Python深度学习基于Tensorflow(13)目标检测实战

时间:2024-06-08 07:08:03

文章目录

  • RPN 整体代码
  • RPN 具体实现过程
    • 数据标注
    • 读取标注数据
    • 固定图片大小调整目标框
    • 使用预训练模型获取 feature_shape
    • 定义 RPN 网络
    • 生成RPN 的 CLS 和 REG 数据集
      • 获取所有的锚点
      • 计算锚点与目标框的IOU
    • 定义 RPN loss 和 训练过程
  • 参考资料

请添加图片描述

这里实现的是二阶段目标检测,其主要由一个RPN框架和ROI框架构成,后者只是一个图片分类任务,前者较为麻烦,这里只实现前者RPN过程

RPN 整体代码

import xml.etree.ElementTree as ET
import os
import pandas as pd
import tensorflow as tf
import numpy as np
from PIL import Image
import matplotlib.pyplot as plt

def generate_anchors(sizes = [128, 256, 512], ratios = [[1, 1], [1, 2], [2, 1]]):
    num_anchors = len(sizes) * len(ratios)

    anchors = np.zeros((num_anchors, 4))
    anchors[:, 2:] = np.tile(sizes, (2, len(ratios))).T
    
    for i in range(len(ratios)):
        anchors[3 * i: 3 * i + 3, 2] = anchors[3 * i: 3 * i + 3, 2] * ratios[i][0]
        anchors[3 * i: 3 * i + 3, 3] = anchors[3 * i: 3 * i + 3, 3] * ratios[i][1]
    
    anchors[:, 0::2] -= np.tile(anchors[:, 2] * 0.5, (2, 1)).T
    anchors[:, 1::2] -= np.tile(anchors[:, 3] * 0.5, (2, 1)).T
    return anchors

def shift(shape, anchors, stride=16):
    shift_x = (np.arange(0, shape[1], dtype=np.float32) + 0.5) * stride
    shift_y = (np.arange(0, shape[0], dtype=np.float32) + 0.5) * stride

    shift_x, shift_y = np.meshgrid(shift_x, shift_y)

    shift_x = np.reshape(shift_x, [-1])
    shift_y = np.reshape(shift_y, [-1])

    shifts = np.stack([shift_x, shift_y, shift_x, shift_y], axis=0)

    shifts = np.transpose(shifts)
    number_of_anchors = np.shape(anchors)[0]

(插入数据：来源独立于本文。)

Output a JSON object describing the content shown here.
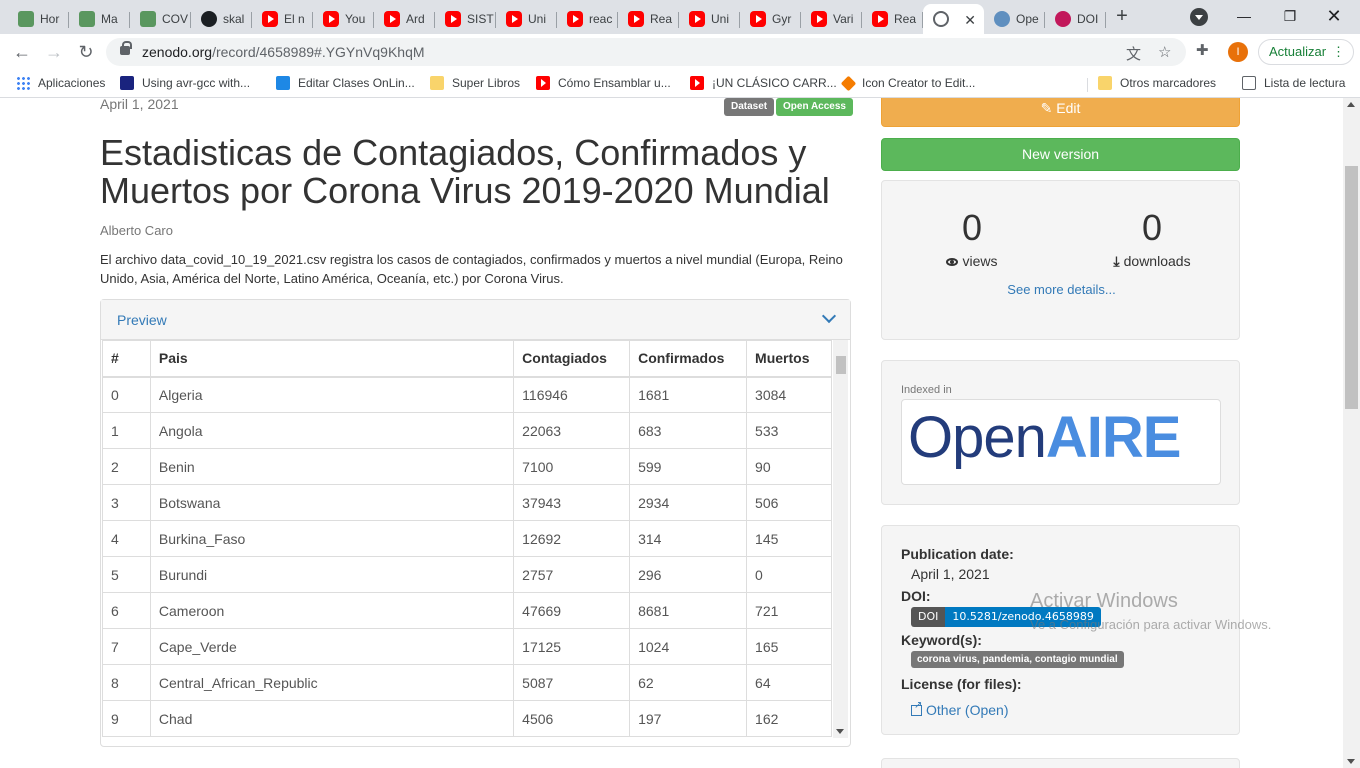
{
  "browser": {
    "tabs": [
      {
        "label": "Hor",
        "icon": "ecdc-icon"
      },
      {
        "label": "Ma",
        "icon": "ecdc-icon"
      },
      {
        "label": "COV",
        "icon": "ecdc-icon"
      },
      {
        "label": "skal",
        "icon": "github-icon"
      },
      {
        "label": "El n",
        "icon": "youtube-icon"
      },
      {
        "label": "You",
        "icon": "youtube-icon"
      },
      {
        "label": "Ard",
        "icon": "youtube-icon"
      },
      {
        "label": "SIST",
        "icon": "youtube-icon"
      },
      {
        "label": "Uni",
        "icon": "youtube-icon"
      },
      {
        "label": "reac",
        "icon": "youtube-icon"
      },
      {
        "label": "Rea",
        "icon": "youtube-icon"
      },
      {
        "label": "Uni",
        "icon": "youtube-icon"
      },
      {
        "label": "Gyr",
        "icon": "youtube-icon"
      },
      {
        "label": "Vari",
        "icon": "youtube-icon"
      },
      {
        "label": "Rea",
        "icon": "youtube-icon"
      },
      {
        "label": "",
        "icon": "globe-icon",
        "active": true
      },
      {
        "label": "Ope",
        "icon": "openaire-icon"
      },
      {
        "label": "DOI",
        "icon": "doi-icon"
      }
    ],
    "url_host": "zenodo.org",
    "url_path": "/record/4658989#.YGYnVq9KhqM",
    "profile_initial": "I",
    "update_label": "Actualizar",
    "bookmarks": [
      {
        "label": "Aplicaciones",
        "icon": "apps-icon"
      },
      {
        "label": "Using avr-gcc with...",
        "icon": "avr-icon"
      },
      {
        "label": "Editar Clases OnLin...",
        "icon": "ie-icon"
      },
      {
        "label": "Super Libros",
        "icon": "folder-icon"
      },
      {
        "label": "Cómo Ensamblar u...",
        "icon": "youtube-icon"
      },
      {
        "label": "¡UN CLÁSICO CARR...",
        "icon": "youtube-icon"
      },
      {
        "label": "Icon Creator to Edit...",
        "icon": "icon-creator-icon"
      }
    ],
    "other_bookmarks": "Otros marcadores",
    "reading_list": "Lista de lectura"
  },
  "record": {
    "pub_date_top": "April 1, 2021",
    "badges": {
      "type": "Dataset",
      "access": "Open Access"
    },
    "title": "Estadisticas de Contagiados, Confirmados y Muertos por Corona Virus 2019-2020 Mundial",
    "author": "Alberto Caro",
    "description": "El archivo data_covid_10_19_2021.csv registra los casos de contagiados, confirmados y muertos a nivel mundial (Europa, Reino Unido, Asia, América del Norte, Latino América, Oceanía, etc.) por Corona Virus."
  },
  "preview": {
    "title": "Preview",
    "columns": [
      "#",
      "Pais",
      "Contagiados",
      "Confirmados",
      "Muertos"
    ],
    "rows": [
      [
        "0",
        "Algeria",
        "116946",
        "1681",
        "3084"
      ],
      [
        "1",
        "Angola",
        "22063",
        "683",
        "533"
      ],
      [
        "2",
        "Benin",
        "7100",
        "599",
        "90"
      ],
      [
        "3",
        "Botswana",
        "37943",
        "2934",
        "506"
      ],
      [
        "4",
        "Burkina_Faso",
        "12692",
        "314",
        "145"
      ],
      [
        "5",
        "Burundi",
        "2757",
        "296",
        "0"
      ],
      [
        "6",
        "Cameroon",
        "47669",
        "8681",
        "721"
      ],
      [
        "7",
        "Cape_Verde",
        "17125",
        "1024",
        "165"
      ],
      [
        "8",
        "Central_African_Republic",
        "5087",
        "62",
        "64"
      ],
      [
        "9",
        "Chad",
        "4506",
        "197",
        "162"
      ]
    ]
  },
  "sidebar": {
    "edit_label": "Edit",
    "new_version_label": "New version",
    "views_count": "0",
    "views_label": "views",
    "downloads_count": "0",
    "downloads_label": "downloads",
    "see_more": "See more details...",
    "indexed_in": "Indexed in",
    "openaire_part1": "Open",
    "openaire_part2": "AIRE",
    "publication_date_label": "Publication date:",
    "publication_date": "April 1, 2021",
    "doi_label": "DOI:",
    "doi_badge_left": "DOI",
    "doi_value": "10.5281/zenodo.4658989",
    "keywords_label": "Keyword(s):",
    "keywords": "corona virus, pandemia, contagio mundial",
    "license_label": "License (for files):",
    "license_value": "Other (Open)"
  },
  "watermark": {
    "title": "Activar Windows",
    "subtitle": "Ve a Configuración para activar Windows."
  },
  "colors": {
    "edit": "#f0ad4e",
    "new_version": "#5cb85c",
    "link": "#337ab7",
    "doi": "#0079c1"
  }
}
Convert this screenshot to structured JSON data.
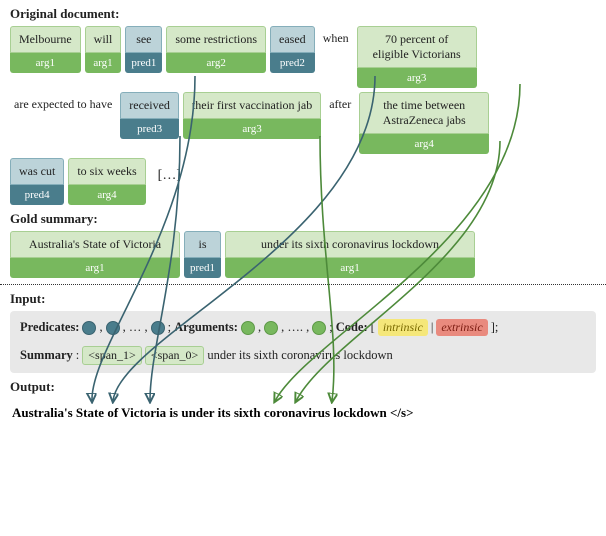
{
  "section_labels": {
    "original": "Original document:",
    "gold": "Gold summary:",
    "input": "Input:",
    "output": "Output:"
  },
  "doc": {
    "row1": [
      {
        "text": "Melbourne",
        "role": "arg1",
        "kind": "arg"
      },
      {
        "text": "will",
        "role": "arg1",
        "kind": "arg"
      },
      {
        "text": "see",
        "role": "pred1",
        "kind": "pred"
      },
      {
        "text": "some restrictions",
        "role": "arg2",
        "kind": "arg"
      },
      {
        "text": "eased",
        "role": "pred2",
        "kind": "pred"
      },
      {
        "text": "when",
        "kind": "plain"
      },
      {
        "text": "70 percent of eligible Victorians",
        "role": "arg3",
        "kind": "arg"
      }
    ],
    "row2": [
      {
        "text": "are expected to have",
        "kind": "plain"
      },
      {
        "text": "received",
        "role": "pred3",
        "kind": "pred"
      },
      {
        "text": "their first vaccination jab",
        "role": "arg3",
        "kind": "arg"
      },
      {
        "text": "after",
        "kind": "plain"
      },
      {
        "text": "the time between AstraZeneca jabs",
        "role": "arg4",
        "kind": "arg"
      }
    ],
    "row3": [
      {
        "text": "was cut",
        "role": "pred4",
        "kind": "pred"
      },
      {
        "text": "to six weeks",
        "role": "arg4",
        "kind": "arg"
      },
      {
        "text": "[…]",
        "kind": "ellipsis"
      }
    ]
  },
  "gold": [
    {
      "text": "Australia's State of Victoria",
      "role": "arg1",
      "kind": "arg"
    },
    {
      "text": "is",
      "role": "pred1",
      "kind": "pred"
    },
    {
      "text": "under its sixth coronavirus lockdown",
      "role": "arg1",
      "kind": "arg"
    }
  ],
  "input_block": {
    "pred_label": "Predicates:",
    "arg_label": "Arguments:",
    "code_label": "Code:",
    "intrinsic": "intrinsic",
    "extrinsic": "extrinsic",
    "summary_label": "Summary",
    "span1": "<span_1>",
    "span0": "<span_0>",
    "summary_tail": "under its sixth coronavirus lockdown"
  },
  "output_text": "Australia's State of Victoria is under its sixth coronavirus lockdown </s>",
  "sep": {
    "comma": ",",
    "ellipsis_comma": ", … ,",
    "ellipsis_comma2": ", …. ,",
    "semicolon": ";",
    "bracket_open": "[",
    "bracket_close": "];",
    "pipe": "|",
    "colon": ":"
  }
}
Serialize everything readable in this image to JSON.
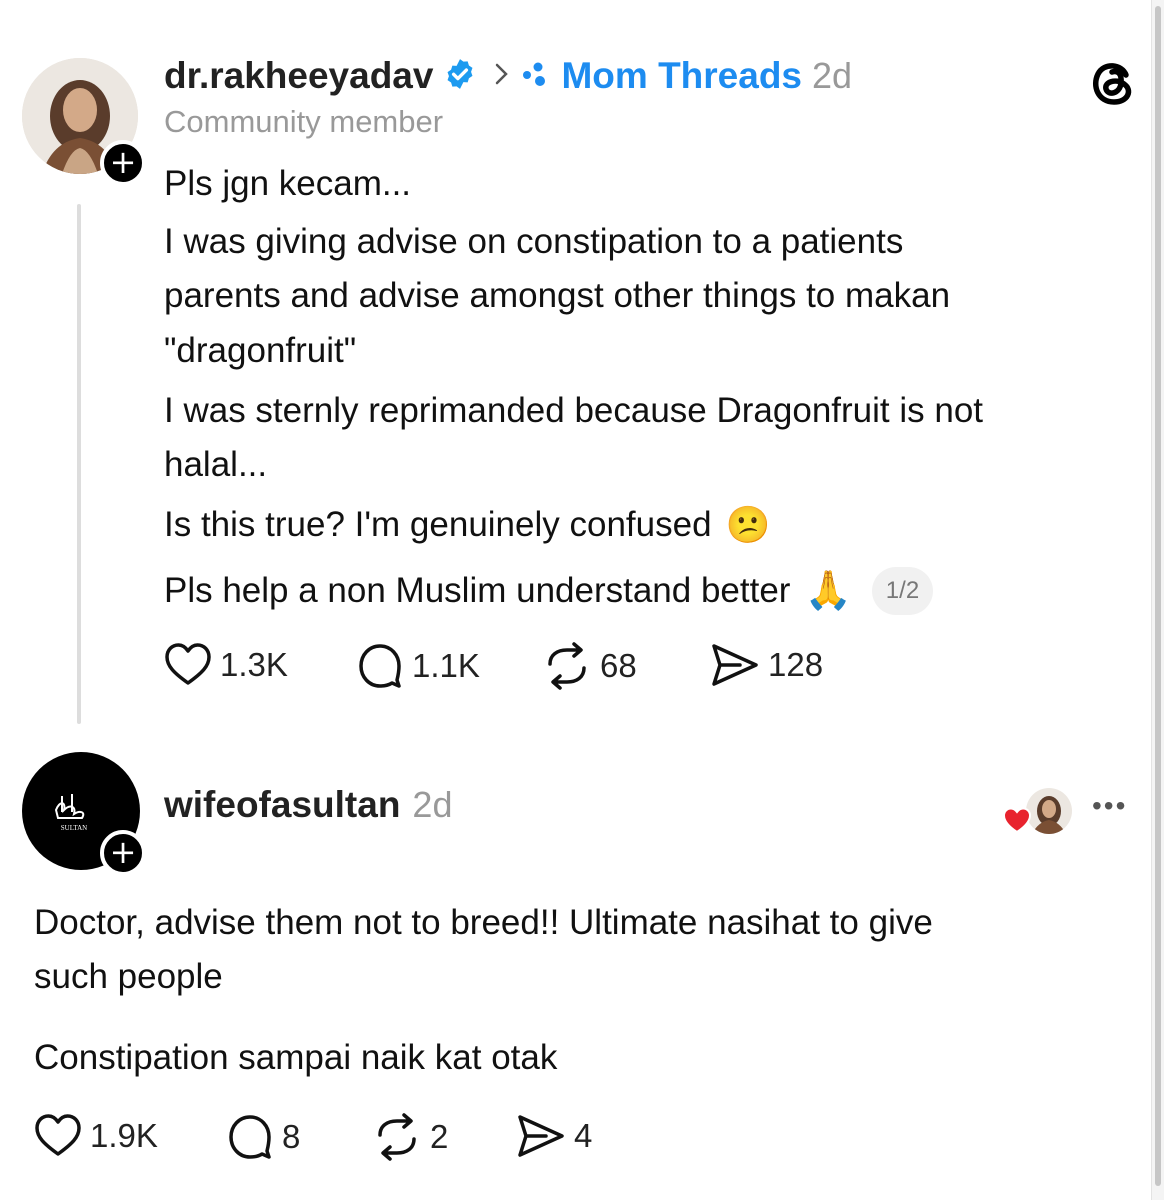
{
  "post": {
    "username": "dr.rakheeyadav",
    "community": "Mom Threads",
    "time": "2d",
    "subtitle": "Community member",
    "lines": [
      "Pls jgn kecam...",
      "I was giving advise on constipation to a patients",
      "parents and advise amongst other things to makan",
      "\"dragonfruit\"",
      "I was sternly reprimanded because Dragonfruit is not",
      "halal...",
      "Is this true? I'm genuinely confused",
      "Pls help a non Muslim understand better"
    ],
    "emoji_confused": "😕",
    "emoji_pray": "🙏",
    "page_indicator": "1/2",
    "likes": "1.3K",
    "replies": "1.1K",
    "reposts": "68",
    "shares": "128"
  },
  "reply": {
    "username": "wifeofasultan",
    "time": "2d",
    "avatar_text": "SULTAN",
    "lines": [
      "Doctor, advise them not to breed!! Ultimate nasihat to give",
      "such people",
      "Constipation sampai naik kat otak"
    ],
    "likes": "1.9K",
    "replies": "8",
    "reposts": "2",
    "shares": "4",
    "more_label": "•••"
  },
  "colors": {
    "accent": "#1d8cf0",
    "verified": "#1d9bf0",
    "heart": "#e8232e"
  },
  "icons": [
    "verified-icon",
    "chevron-right-icon",
    "community-icon",
    "threads-logo-icon",
    "heart-icon",
    "comment-icon",
    "repost-icon",
    "share-icon",
    "more-icon"
  ]
}
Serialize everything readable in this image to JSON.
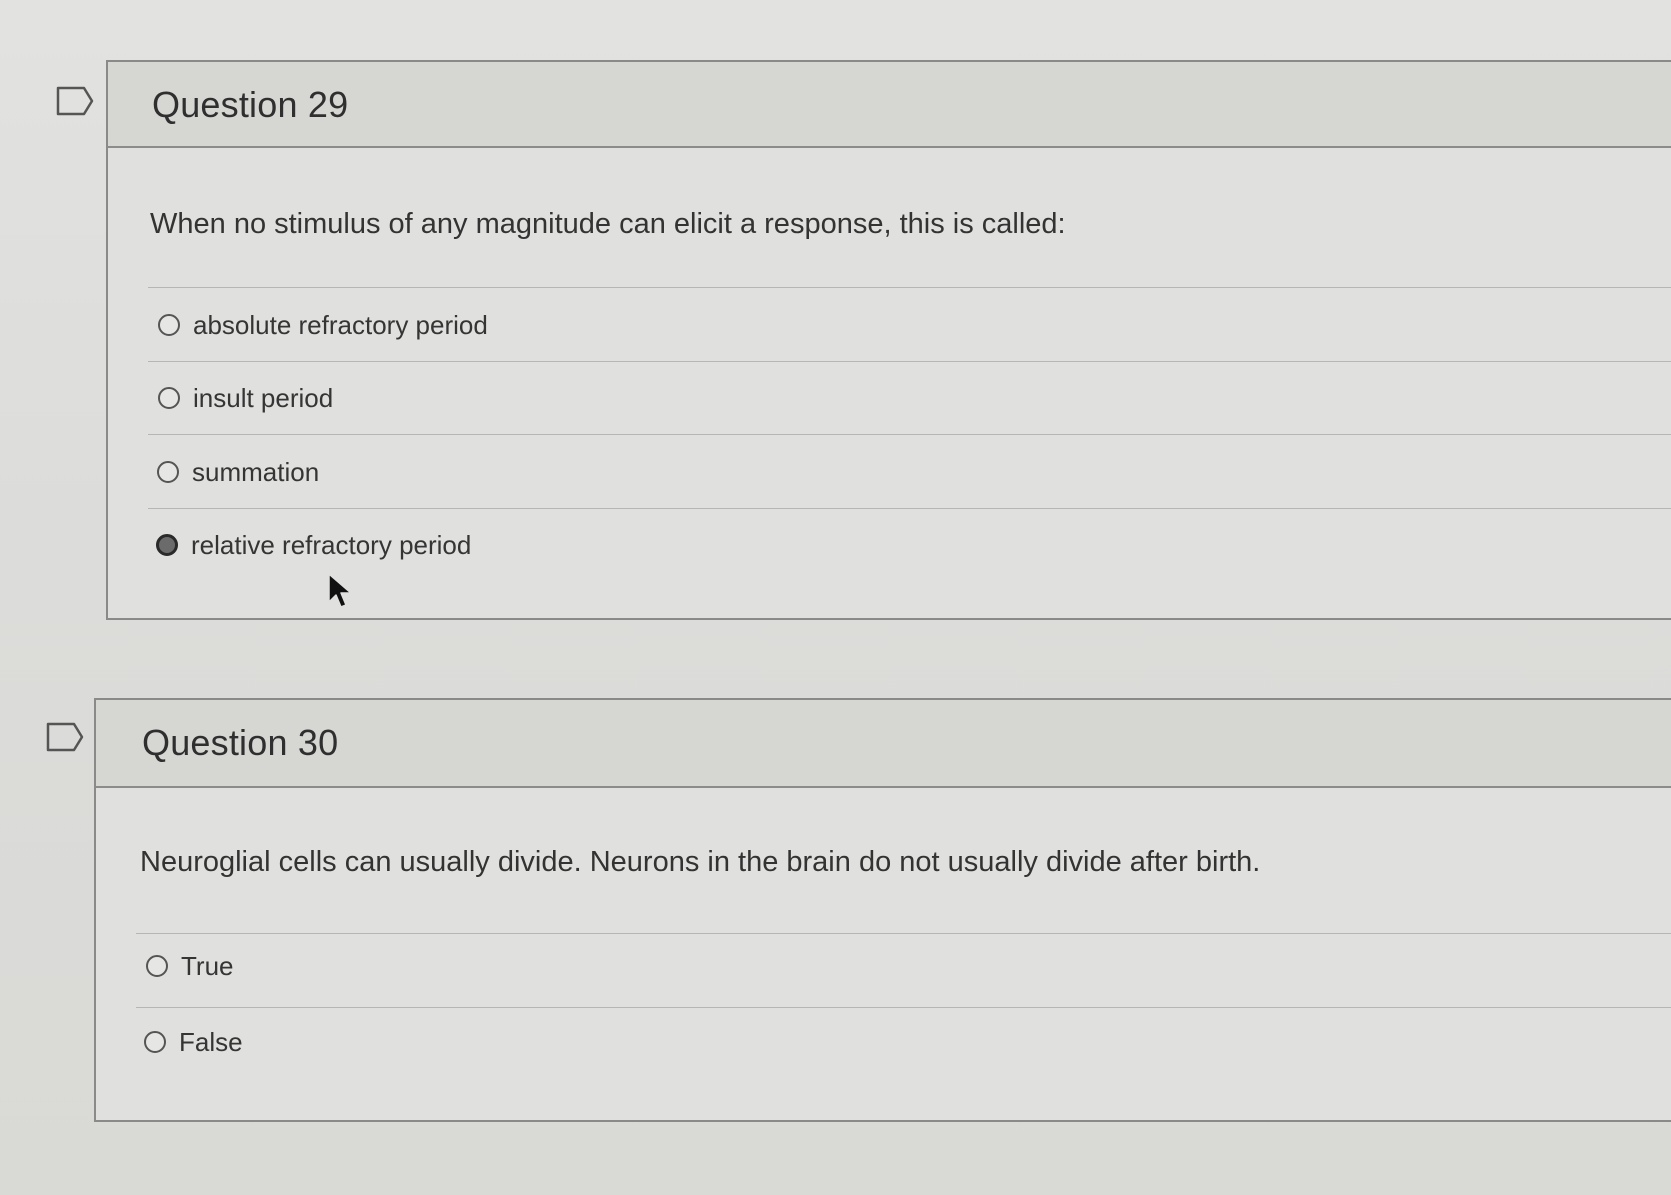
{
  "questions": [
    {
      "title": "Question 29",
      "text": "When no stimulus of any magnitude can elicit a response, this is called:",
      "options": [
        {
          "label": "absolute refractory period",
          "selected": false
        },
        {
          "label": "insult period",
          "selected": false
        },
        {
          "label": "summation",
          "selected": false
        },
        {
          "label": "relative refractory period",
          "selected": true
        }
      ]
    },
    {
      "title": "Question 30",
      "text": "Neuroglial cells can usually divide. Neurons in the brain do not usually divide after birth.",
      "options": [
        {
          "label": "True",
          "selected": false
        },
        {
          "label": "False",
          "selected": false
        }
      ]
    }
  ],
  "icons": {
    "flag": "flag-icon",
    "cursor": "mouse-pointer-icon"
  },
  "colors": {
    "background": "#dcdcda",
    "panel_header": "#d6d6d3",
    "panel_body": "#e0e0de",
    "border": "#8a8a88",
    "text": "#333333"
  }
}
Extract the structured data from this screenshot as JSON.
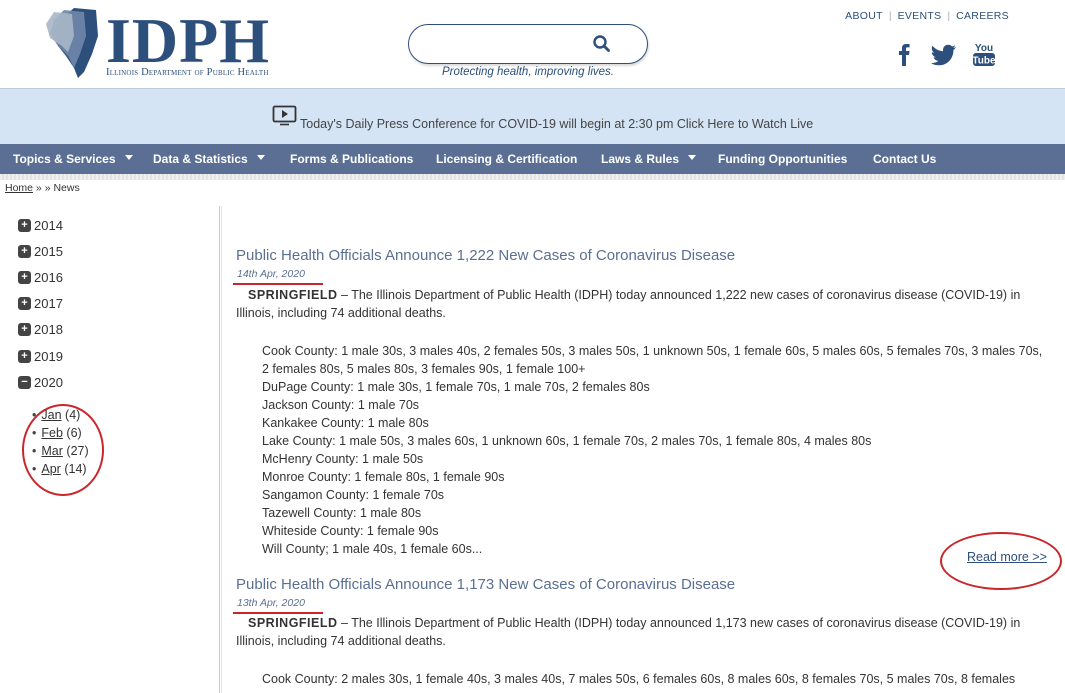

    k = np.shape(shifts)[0]

    shifted_anchors = np.reshape(anchors, [1, number_of_anchors, 4]) + np.array(np.reshape(shifts, [k, 1, 4]), dtype=np.float32)
    shifted_anchors = np.reshape(shifted_anchors, [k * number_of_anchors, 4])
    return shifted_anchors

def get_anchors(input_shape, feature_shape, sizes = [128, 256, 512], ratios = [[1, 1], [1, 2], [2, 1]], stride=16):
    anchors = generate_anchors(sizes = sizes, ratios = ratios)
    anchors = shift(feature_shape, anchors, stride = stride)
    anchors[:, ::2] = np.clip(anchors[:, ::2], 0, input_shape[1])
    anchors[:, 1::2] = np.clip(anchors[:, 1::2], 0, input_shape[0])
    return anchors

%%time
anchors = get_anchors([600,600], [37,37])

anchors

## 数据准备

def get_xml_box(file_path, return_object_name=False):
    """返回的形式类似于:..[filename, object_name, xmin, ymin, xmax, ymax]"""
    tree = ET.parse(file_path)
    root = tree.getroot()
    
    filename = root.find('filename').text
    object_name_list = []
    box_list = []
    
    for item in root.iter('object'):
        object_name = item.find('name').text
        
        box = item.find('bndbox')
        xmin = box.find('xmin').text
        ymin = box.find('ymin').text
        xmax = box.find('xmax').text
        ymax = box.find('ymax').text
        
        object_name_list.append(object_name)
        box_list.append([xmin, ymin, xmax, ymax])
        
    return [filename, object_name_list, box_list]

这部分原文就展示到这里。